1 sheet puff pastry (from a 17.3-ounce box), thawed
4 tablespoons sugar, divided
Zest of 1 tangerine
Heat the oven to 400 degrees. Coat a baking sheet with cooking spray.
Unfold the pastry and lay it flat on the counter. Lightly moisten the top of the pastry with water, then sprinkle with 1 tablespoon of sugar. Flip the pastry dough over so that the sugar side is against the counter. Lightly moisten the top of the pastry with water, then sprinkle with 2 tablespoons of the remaining sugar.
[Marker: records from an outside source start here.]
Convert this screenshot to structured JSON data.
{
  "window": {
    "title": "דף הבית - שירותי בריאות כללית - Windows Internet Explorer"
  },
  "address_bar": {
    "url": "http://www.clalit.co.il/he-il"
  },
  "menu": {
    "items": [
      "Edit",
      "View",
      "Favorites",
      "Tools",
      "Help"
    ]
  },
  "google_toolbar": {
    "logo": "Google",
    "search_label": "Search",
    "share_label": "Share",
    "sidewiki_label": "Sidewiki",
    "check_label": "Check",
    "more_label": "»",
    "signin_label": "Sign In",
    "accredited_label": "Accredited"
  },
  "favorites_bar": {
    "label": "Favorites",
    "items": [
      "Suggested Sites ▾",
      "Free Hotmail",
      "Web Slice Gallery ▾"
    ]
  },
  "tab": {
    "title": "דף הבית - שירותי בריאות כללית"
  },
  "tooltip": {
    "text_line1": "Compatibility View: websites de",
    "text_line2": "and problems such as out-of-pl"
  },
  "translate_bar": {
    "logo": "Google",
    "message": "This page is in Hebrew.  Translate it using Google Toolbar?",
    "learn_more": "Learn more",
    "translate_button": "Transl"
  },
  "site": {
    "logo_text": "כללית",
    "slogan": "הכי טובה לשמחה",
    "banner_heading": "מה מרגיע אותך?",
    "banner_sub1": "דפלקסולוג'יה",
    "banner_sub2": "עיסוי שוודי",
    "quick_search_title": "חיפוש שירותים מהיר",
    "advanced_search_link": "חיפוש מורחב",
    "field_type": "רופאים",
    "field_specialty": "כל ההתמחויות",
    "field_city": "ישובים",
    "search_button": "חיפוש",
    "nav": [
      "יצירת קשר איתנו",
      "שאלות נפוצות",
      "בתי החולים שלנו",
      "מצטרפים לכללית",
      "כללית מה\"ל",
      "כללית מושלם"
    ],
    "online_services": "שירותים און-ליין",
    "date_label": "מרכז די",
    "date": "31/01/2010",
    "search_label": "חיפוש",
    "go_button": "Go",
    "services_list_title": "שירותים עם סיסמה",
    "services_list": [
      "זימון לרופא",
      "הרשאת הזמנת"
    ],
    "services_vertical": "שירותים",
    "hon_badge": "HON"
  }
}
Roll out the pastry to an 18-by-12-inch rectangle. Sprinkle the tangerine zest evenly over the top. Fold the puff pastry in thirds and press gently with the rolling pin to help it stick. Cut the pastry crosswise into strips ½ inch wide. Arrange the strips cut side down on the prepared baking sheet. Sprinkle with the remaining tablespoon of sugar. Bake for 20 minutes, or until golden brown all over.
Makes 12 cookies.
Nutrition values per cookie: 25 calories, 1 g fat (0 saturated), 4 g carbohydrate, 0 fiber, 3 g sugar, 0 protein, 0 cholesterol, 15 mg sodium.